Not intending to join in “the commonplace lawyer bashing”, Roxon asked heaudience only to consider how lawyers’ incomes have “affected the movement for access to justice and law reform”.
“The huge cost of accessing legal assistance contrasts so dramatically with the lack of services people can access that it becomes a stumbling block — surely all these access issues could be fixed if only lawyers were paid less?” she said.
National Pro Bono Resource Centre director John Corker acknowledged that lawyers do get paid a lot of money, but said that this “allows them to spend some of their money and time on providing pro bono services that they may not otherwise be able to afford to do”.
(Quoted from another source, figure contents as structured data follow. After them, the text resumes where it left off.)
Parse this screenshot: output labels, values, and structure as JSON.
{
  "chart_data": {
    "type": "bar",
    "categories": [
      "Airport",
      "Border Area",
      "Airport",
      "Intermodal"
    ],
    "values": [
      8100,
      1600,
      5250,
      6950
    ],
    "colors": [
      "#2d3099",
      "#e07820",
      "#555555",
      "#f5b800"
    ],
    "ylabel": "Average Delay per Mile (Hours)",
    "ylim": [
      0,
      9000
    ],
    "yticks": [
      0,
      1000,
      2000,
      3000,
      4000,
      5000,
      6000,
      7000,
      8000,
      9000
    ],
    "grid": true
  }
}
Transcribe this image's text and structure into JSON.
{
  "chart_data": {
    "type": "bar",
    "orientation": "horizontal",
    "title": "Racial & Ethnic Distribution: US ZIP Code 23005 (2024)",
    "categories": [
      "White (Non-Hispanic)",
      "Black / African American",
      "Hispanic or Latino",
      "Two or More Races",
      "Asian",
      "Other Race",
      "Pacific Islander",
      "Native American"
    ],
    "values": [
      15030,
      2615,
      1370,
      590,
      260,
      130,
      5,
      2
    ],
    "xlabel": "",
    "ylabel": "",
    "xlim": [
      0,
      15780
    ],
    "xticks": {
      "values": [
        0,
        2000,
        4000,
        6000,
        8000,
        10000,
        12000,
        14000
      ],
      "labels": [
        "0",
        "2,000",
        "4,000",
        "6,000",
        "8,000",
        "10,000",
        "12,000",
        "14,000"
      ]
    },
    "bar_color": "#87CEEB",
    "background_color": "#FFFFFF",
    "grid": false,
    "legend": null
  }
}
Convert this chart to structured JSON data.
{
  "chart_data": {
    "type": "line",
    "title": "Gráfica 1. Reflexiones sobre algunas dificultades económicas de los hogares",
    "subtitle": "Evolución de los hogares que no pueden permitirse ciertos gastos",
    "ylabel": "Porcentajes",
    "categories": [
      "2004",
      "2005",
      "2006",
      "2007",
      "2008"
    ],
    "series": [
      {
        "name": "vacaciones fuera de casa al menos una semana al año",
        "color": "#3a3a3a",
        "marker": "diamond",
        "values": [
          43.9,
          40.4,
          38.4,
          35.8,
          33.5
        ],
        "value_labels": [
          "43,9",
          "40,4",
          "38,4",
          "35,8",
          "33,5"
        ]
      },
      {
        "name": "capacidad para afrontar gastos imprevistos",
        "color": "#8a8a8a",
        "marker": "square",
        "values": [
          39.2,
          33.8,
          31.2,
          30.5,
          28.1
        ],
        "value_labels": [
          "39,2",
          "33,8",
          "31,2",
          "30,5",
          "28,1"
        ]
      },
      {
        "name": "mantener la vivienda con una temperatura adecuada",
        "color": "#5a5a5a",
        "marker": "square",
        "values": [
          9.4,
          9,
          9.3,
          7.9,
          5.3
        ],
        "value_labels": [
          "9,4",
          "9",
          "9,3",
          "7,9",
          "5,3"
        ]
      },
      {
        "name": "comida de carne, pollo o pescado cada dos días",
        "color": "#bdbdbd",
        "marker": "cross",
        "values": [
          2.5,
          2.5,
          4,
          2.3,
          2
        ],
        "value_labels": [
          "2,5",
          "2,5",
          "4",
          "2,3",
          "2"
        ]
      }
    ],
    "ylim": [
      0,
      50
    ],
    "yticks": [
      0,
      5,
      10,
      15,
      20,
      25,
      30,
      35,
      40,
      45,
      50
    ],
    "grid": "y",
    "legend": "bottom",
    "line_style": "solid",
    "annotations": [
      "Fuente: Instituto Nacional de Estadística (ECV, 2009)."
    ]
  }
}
This is the case particularly with some of the larger firms, Corker said, “which are profitable and often make substantial offerings to pro bono in this country”.
“Lawyers’ high pay means that many of them do, but many more should, provide pro bono legal services,” Corker said. However, he added, it is not just as a matter of course that because they get lots of money they should do work for free, but they should as a professional obligation.
Roxon suggested that lawyers’ high wages raised suspicions of hidden agendas. “When lawyers talk about law reform now, the community queries their bona fides”.
“When lawyers try to talk in the media or to governments about family law reform or tort reform they are almost instantly dismissed because of perceived self-interest, irrespective of the merit of their argument”.
This has an impact on law reform and lawyers in relation to the broader social justice movement, she said. “And [this] is a loss that is being felt across the whole community.”
Offering the profession some praise, Roxon said we can underestimate the things that lawyers can do so well. “The ability to question, query, test, doubt and probe is something we are all trained to do and should mark us out as the lead sceptics, challengers and reformers in the country.”